Por que devemos dar consideração moral a indivíduos em vez de espécies

Acredita-se muitas vezes que espécies devem ser consideradas e preservadas porque elas têm algum tipo de valor em si mesmas, um valor sem relação com o que está entre os maiores interesse dos indivíduos membros da espécie. Pode ser argumentado que a preservação de espécies deveria ser apoiada porque defender uma espécie significa defender todos os membros da espécie. Mas se déssemos consideração moral aos interesses dos animais, então rejeitaríamos os direitos de espécies como um todo e daríamos respeito apenas a seres sencientes individuais.

Uma espécie é uma entidade abstrata que não pode ter experiências e portanto não pode ser injustiçada da maneira que indivíduos sencientes podem. Apenas seres individuais podem ter experiências positivas e negativas, e portanto são os únicos que devemos respeitar, como explicado no argumento da relevância.
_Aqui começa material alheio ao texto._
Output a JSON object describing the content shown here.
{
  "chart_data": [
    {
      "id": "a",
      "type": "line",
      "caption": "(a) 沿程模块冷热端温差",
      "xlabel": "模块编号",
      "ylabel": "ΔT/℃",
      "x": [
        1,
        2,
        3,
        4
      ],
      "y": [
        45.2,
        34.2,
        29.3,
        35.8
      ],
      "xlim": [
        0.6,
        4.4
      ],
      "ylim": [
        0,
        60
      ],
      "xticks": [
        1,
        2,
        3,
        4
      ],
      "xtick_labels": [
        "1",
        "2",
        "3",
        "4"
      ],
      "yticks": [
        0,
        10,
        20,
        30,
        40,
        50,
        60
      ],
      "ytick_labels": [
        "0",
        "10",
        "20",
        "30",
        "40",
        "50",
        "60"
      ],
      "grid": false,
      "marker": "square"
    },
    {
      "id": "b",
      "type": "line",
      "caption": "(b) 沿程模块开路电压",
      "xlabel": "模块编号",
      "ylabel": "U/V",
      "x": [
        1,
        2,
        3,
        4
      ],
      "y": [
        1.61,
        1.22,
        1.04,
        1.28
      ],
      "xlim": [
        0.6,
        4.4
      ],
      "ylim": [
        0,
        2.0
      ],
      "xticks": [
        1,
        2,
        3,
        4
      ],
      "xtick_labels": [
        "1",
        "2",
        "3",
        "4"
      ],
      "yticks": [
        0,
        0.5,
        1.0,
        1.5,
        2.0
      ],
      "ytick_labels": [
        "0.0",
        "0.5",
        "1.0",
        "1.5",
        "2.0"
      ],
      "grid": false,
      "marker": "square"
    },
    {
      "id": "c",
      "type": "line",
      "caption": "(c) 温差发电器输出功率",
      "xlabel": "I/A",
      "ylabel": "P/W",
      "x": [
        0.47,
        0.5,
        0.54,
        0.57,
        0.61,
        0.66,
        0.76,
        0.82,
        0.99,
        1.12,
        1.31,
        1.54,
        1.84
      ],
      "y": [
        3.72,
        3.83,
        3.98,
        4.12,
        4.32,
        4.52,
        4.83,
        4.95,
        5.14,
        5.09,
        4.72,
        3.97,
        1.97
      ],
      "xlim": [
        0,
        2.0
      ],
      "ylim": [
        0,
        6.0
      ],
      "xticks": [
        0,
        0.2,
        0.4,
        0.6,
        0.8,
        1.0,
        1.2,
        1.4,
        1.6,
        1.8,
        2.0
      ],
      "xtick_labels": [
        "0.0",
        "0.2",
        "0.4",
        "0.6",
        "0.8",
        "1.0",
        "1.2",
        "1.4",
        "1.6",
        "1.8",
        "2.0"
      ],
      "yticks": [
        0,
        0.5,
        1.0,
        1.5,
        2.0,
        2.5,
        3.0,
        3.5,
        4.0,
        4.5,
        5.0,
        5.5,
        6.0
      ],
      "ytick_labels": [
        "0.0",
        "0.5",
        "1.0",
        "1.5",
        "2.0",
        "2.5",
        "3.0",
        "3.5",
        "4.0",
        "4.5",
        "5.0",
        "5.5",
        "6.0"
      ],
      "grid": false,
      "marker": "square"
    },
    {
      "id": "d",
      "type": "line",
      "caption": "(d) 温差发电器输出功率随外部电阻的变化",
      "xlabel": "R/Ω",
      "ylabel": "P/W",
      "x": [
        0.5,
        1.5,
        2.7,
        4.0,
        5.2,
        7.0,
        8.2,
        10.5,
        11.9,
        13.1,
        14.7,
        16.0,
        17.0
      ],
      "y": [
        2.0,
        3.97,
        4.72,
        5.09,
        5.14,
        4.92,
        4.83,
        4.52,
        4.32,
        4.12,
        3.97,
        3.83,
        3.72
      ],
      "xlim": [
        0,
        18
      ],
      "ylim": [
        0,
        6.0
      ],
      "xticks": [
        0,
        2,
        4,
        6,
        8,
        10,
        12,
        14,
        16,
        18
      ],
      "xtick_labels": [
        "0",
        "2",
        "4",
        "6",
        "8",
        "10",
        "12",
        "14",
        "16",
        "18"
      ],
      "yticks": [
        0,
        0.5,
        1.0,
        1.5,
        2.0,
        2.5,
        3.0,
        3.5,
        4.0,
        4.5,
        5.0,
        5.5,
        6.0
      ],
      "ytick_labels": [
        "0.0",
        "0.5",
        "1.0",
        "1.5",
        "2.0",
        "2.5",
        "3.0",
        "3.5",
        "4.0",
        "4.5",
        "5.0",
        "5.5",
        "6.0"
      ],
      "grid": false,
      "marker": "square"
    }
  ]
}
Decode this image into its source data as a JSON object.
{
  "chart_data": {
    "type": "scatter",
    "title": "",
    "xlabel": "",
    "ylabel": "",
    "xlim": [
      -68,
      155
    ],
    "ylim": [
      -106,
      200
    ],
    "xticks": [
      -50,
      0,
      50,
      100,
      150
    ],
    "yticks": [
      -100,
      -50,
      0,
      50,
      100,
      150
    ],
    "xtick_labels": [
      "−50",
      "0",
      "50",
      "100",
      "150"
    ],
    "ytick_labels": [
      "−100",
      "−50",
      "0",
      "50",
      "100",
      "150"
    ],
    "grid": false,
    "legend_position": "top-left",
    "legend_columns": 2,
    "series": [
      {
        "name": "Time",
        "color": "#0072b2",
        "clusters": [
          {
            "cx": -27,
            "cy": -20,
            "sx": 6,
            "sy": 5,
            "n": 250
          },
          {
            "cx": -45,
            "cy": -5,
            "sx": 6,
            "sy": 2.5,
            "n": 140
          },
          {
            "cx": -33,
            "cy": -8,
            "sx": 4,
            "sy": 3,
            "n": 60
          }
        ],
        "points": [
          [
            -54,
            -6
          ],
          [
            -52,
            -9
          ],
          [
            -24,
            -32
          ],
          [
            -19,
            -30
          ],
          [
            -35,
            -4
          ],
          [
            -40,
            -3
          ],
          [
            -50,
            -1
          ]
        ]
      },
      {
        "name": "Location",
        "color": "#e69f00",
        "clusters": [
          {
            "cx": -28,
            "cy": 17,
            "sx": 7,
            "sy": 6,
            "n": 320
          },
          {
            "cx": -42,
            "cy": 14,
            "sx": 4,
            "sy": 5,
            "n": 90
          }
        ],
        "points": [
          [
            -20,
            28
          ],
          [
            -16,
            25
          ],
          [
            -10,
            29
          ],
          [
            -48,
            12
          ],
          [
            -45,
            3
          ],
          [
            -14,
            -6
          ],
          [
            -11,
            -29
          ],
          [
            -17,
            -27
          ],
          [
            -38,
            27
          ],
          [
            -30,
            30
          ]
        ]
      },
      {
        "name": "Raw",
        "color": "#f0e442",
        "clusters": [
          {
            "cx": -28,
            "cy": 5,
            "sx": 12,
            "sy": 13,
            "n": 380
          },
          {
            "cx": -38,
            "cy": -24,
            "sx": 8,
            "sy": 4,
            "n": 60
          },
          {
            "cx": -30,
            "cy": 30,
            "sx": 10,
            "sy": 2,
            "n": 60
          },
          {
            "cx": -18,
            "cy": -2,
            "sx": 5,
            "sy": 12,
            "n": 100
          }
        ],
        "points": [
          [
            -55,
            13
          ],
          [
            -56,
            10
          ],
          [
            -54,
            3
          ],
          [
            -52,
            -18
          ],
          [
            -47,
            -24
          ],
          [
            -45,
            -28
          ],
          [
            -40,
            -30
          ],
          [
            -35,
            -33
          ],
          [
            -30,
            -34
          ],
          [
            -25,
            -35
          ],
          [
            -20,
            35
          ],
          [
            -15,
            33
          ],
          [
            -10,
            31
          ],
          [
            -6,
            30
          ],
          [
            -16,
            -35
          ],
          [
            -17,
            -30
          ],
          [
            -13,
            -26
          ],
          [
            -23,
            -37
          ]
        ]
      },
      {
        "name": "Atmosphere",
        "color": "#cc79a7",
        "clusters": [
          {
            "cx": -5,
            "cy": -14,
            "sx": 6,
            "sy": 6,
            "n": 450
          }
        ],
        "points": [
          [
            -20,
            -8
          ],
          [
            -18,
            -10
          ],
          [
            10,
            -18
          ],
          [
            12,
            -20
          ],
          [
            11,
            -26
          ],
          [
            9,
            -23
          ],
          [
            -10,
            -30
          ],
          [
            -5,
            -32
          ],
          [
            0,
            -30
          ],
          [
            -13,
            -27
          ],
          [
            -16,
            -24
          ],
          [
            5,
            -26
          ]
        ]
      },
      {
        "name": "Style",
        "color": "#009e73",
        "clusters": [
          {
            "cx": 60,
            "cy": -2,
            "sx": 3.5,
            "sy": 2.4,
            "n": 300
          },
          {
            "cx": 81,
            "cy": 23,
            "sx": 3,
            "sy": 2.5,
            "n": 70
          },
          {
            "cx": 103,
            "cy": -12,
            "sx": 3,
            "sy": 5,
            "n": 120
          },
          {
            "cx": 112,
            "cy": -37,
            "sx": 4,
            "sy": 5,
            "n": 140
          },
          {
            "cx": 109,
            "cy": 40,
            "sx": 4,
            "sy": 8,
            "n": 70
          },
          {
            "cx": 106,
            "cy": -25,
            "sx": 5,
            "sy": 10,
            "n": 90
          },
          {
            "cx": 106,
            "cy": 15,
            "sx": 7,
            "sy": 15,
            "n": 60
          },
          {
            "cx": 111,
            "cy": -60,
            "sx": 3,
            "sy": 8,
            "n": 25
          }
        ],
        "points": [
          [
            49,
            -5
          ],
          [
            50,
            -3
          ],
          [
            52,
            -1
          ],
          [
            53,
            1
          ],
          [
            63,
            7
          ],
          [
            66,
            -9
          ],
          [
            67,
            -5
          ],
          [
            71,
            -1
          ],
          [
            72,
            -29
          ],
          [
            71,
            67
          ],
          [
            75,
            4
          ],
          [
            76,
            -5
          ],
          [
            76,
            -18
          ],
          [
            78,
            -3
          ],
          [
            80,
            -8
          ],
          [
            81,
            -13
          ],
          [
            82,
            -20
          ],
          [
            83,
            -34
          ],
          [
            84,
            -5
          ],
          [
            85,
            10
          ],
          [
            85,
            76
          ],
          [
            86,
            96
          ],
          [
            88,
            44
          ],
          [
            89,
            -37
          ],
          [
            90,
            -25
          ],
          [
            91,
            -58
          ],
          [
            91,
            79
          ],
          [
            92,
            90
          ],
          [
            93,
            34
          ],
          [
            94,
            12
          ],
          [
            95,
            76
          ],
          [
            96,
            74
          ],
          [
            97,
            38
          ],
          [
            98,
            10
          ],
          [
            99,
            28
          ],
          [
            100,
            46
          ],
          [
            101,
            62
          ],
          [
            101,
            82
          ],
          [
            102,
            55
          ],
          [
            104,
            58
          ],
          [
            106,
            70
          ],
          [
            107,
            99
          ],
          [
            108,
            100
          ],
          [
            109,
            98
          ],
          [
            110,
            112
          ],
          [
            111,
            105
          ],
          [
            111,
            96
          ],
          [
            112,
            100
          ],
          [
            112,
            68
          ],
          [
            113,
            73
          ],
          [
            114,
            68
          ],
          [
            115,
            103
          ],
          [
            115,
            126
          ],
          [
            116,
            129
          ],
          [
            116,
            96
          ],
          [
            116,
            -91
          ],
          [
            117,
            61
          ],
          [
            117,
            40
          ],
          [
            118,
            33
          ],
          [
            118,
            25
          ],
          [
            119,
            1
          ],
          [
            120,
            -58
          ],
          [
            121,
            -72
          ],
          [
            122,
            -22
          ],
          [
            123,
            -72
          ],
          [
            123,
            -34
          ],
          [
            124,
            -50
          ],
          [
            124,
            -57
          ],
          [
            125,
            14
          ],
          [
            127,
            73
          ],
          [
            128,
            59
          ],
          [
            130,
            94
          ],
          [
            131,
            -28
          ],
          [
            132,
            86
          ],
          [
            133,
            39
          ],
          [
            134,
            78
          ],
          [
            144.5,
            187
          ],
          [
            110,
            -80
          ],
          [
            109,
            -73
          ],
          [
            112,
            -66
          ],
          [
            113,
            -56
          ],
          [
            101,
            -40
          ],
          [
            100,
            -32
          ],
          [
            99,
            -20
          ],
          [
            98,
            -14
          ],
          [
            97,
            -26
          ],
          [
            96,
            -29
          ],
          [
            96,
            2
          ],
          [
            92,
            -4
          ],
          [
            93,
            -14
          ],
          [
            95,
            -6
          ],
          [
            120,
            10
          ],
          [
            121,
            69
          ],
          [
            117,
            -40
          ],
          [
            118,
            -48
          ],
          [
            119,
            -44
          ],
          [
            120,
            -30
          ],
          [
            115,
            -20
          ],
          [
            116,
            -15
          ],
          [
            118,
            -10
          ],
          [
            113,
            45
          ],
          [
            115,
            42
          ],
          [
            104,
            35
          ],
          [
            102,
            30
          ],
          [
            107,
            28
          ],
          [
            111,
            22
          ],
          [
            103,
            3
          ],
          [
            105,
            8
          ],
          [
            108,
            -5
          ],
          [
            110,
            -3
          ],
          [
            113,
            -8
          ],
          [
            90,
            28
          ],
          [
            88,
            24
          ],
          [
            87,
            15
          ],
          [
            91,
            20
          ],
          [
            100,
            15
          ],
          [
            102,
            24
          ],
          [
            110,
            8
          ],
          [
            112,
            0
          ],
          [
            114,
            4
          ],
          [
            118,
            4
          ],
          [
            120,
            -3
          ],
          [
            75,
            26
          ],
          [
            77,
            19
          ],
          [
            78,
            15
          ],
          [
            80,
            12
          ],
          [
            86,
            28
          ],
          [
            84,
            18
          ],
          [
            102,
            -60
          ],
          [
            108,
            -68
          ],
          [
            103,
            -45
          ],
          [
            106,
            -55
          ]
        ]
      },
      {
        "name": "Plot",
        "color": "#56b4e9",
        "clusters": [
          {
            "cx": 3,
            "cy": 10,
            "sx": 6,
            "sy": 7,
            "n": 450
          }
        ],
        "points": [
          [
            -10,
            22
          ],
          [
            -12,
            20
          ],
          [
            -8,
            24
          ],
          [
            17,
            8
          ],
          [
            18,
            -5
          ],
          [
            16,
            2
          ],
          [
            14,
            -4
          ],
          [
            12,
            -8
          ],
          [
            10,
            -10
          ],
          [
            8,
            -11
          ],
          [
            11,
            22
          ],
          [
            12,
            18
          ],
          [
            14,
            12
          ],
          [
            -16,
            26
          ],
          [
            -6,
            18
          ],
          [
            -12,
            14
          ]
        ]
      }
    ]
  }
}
Tentar preservar uma espécie não seria ruim se fazê-lo não prejudicasse ninguém. Surge um problema apenas quando o respeito por uma espécie implica desrespeitar indivíduos sencientes. Esse problema pode ser observado em intervenções ecológicas comuns que buscam preservar uma espécie com um conjunto particular de características às custas de indivíduos sencientes que não exibem as características desejadas.

Por exemplo, o pato-de-rabo-alçado (Oxyura leucocephala) é considerado uma espécie ameaçada no sul da Europa. Seu cruzamento com o pato-de-rabo-alçado-americano (Oxyura jamaicensis), uma espécie comum de pato que não é nativa da Europa, resulta em patos híbridos. O traço do pato-de-rabo-alçado tornou-se menos prevalente nos novos patos híbridos. Intervenções ecológicas foram realizadas para preservar o pato-de-rabo-alçado matando patos-de-rabo-alçado-americanos e patos híbridos.

A prevalência do pato-de-rabo-alçado-americano não coloca nenhuma ameaça aos ecossistemas porque a função ecológica de ambas as espécies é idêntica. O objetivo dessa medida foi promover a biodiversidade em si mesma sem levar em conta o impacto negativo da intervenção sobre as vidas dos indivíduos sencientes que são afetados. Pode parecer inicialmente que essa medida na verdade reduz a biodiversidade ao matar todos os patos-de-rabo-alçado-americanos na região, porém o objetivo é preservar a existência no mundo dos patos-de-rabo-alçado ameaçados. Patos-de-rabo-alçado-americanos são abundantes em outros lugares, particularmente nos seus habitats nativos nas Américas do Norte e do Sul.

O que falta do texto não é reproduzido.